Completing the married variable Click on the OK button to create the new variable in the data editor.
Variable and coding for widowed variable Following the same steps, we create the dummy variable for subjects who were 2 = widowed on the original marital variable. The coding is similar to that for married subjects, except the category that was originally coded 2 = widowed is translated into a 1 on the new variable.
Variable and coding for divorced variable Following the same steps, we create the dummy variable for subjects who were 3 = divorced on the original marital variable.
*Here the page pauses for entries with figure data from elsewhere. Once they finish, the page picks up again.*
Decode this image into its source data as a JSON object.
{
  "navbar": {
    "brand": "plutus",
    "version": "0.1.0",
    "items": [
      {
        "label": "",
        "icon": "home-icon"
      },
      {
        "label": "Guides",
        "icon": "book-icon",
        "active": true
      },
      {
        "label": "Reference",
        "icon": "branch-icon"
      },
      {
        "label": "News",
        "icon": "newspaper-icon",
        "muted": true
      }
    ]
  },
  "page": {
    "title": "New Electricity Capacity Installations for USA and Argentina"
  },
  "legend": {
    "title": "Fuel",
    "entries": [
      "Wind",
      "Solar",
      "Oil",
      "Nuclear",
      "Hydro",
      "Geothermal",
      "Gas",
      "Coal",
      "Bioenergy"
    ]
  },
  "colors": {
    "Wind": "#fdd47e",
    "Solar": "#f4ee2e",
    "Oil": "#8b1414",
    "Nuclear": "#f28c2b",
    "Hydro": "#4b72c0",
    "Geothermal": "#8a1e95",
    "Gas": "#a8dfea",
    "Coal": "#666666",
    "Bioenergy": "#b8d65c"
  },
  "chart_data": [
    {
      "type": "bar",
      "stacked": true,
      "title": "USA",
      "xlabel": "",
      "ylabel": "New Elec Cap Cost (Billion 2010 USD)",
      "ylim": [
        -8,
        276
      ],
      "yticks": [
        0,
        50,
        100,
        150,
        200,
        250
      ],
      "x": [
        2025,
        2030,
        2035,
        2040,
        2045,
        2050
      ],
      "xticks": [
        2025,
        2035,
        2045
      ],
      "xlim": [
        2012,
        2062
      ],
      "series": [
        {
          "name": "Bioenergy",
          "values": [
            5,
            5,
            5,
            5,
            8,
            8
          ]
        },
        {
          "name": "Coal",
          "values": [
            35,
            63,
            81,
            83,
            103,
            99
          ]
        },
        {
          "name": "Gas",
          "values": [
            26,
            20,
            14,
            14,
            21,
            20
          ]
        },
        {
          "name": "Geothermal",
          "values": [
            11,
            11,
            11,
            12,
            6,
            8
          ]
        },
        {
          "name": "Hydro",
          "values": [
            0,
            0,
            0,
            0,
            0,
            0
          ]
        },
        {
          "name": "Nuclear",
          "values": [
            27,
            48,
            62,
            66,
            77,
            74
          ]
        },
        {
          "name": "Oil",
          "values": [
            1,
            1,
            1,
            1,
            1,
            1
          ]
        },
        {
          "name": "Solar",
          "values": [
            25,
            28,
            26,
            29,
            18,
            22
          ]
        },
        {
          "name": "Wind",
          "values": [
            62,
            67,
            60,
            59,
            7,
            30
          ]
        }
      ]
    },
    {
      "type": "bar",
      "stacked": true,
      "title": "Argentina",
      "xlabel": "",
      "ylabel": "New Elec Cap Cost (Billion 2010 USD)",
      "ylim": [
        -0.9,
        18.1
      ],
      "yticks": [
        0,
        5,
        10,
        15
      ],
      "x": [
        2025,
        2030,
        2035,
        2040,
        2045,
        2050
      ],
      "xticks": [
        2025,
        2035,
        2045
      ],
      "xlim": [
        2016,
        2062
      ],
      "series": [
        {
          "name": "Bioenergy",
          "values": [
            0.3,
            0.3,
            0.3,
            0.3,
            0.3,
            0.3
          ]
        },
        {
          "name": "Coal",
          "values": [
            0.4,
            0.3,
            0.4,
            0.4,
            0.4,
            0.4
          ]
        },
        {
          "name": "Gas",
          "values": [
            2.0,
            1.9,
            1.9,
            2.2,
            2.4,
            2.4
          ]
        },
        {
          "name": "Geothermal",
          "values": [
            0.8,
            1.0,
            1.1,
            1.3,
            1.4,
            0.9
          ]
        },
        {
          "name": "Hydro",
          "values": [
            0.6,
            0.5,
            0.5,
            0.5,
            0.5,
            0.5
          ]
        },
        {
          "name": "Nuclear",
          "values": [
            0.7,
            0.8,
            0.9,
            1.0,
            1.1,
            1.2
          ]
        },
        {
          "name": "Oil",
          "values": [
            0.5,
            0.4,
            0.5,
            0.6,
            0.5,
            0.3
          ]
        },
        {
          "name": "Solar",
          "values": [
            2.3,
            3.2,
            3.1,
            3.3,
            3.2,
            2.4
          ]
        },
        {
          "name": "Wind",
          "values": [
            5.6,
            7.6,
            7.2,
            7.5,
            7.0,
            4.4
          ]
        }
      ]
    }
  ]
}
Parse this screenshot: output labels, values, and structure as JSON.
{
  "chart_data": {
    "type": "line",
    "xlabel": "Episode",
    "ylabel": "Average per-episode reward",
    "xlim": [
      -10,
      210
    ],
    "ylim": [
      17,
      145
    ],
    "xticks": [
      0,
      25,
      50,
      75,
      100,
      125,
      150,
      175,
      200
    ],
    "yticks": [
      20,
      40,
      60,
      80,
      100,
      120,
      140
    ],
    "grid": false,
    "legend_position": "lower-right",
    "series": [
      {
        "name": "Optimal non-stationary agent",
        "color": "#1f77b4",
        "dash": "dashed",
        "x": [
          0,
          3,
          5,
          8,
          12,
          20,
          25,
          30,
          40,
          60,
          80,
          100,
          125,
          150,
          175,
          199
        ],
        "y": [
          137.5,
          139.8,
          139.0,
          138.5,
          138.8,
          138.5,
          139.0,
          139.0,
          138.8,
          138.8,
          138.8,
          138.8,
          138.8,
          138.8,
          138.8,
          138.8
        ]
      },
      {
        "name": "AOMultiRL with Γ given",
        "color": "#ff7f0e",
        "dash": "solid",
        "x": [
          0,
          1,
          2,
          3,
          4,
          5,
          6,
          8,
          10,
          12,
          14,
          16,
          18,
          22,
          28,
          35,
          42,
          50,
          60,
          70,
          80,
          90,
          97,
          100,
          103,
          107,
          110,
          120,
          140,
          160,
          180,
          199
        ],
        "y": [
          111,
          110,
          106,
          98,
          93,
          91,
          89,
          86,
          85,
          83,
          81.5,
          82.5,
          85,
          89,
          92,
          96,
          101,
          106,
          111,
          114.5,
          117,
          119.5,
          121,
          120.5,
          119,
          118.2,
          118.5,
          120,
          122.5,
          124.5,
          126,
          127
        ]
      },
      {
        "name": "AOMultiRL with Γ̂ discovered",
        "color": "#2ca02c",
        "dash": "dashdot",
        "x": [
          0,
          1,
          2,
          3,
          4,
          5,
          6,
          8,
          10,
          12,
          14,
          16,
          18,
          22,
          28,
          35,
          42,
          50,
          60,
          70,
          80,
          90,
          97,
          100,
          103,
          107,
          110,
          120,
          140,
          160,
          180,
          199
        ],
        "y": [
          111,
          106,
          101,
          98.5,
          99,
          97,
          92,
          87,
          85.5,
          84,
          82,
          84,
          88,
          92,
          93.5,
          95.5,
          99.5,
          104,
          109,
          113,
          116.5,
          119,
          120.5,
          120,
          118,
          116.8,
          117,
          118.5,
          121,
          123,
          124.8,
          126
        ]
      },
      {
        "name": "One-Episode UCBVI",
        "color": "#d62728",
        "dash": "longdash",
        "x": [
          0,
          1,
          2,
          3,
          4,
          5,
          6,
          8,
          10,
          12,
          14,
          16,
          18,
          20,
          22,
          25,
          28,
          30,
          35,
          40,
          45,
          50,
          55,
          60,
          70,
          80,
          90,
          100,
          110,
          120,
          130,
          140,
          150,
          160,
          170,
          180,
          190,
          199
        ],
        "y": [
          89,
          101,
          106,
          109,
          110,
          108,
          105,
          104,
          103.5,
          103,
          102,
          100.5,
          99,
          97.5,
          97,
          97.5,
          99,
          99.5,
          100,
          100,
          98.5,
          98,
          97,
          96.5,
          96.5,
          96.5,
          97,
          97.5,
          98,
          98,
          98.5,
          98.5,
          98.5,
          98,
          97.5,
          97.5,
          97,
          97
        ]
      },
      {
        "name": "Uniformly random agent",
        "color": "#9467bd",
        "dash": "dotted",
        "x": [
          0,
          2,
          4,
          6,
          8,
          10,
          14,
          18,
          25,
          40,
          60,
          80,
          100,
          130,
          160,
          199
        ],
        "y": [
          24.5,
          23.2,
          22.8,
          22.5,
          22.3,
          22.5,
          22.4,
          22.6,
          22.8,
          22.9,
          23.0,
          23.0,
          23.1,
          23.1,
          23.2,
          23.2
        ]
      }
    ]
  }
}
The coding is similar to that for married subjects, except the category that was originally coded 3 = divorced is translated into a 1 on the new variable.
Variable and coding for separated variable Following the same steps, we create the dummy variable for subjects who were 4 = separated on the original marital variable. The coding is similar to that for married subjects, except the category that was originally coded 4 = separated is translated into a 1 on the new variable.
Dummy-coded variables for married subjects Subjects with a code value of 1 = married on the original marital variable now have a 1 for married and a 0 for the other new variables.
Dummy-coded variables for widowed subjects Subjects with a code value of 2 = widowed on the original marital variable now have a 1 for widowed and a 0 for the other new variables.
Dummy-coded variables for divorced subjects Subjects with a code value of 3 = divorced on the original marital variable now have a 1 for divorced and a 0 for the other new variables.
Dummy-coded variables for never married subjects Subjects with a code value of 5 = never married on the original marital variable now have a 0 for all new variables. This was the reference category.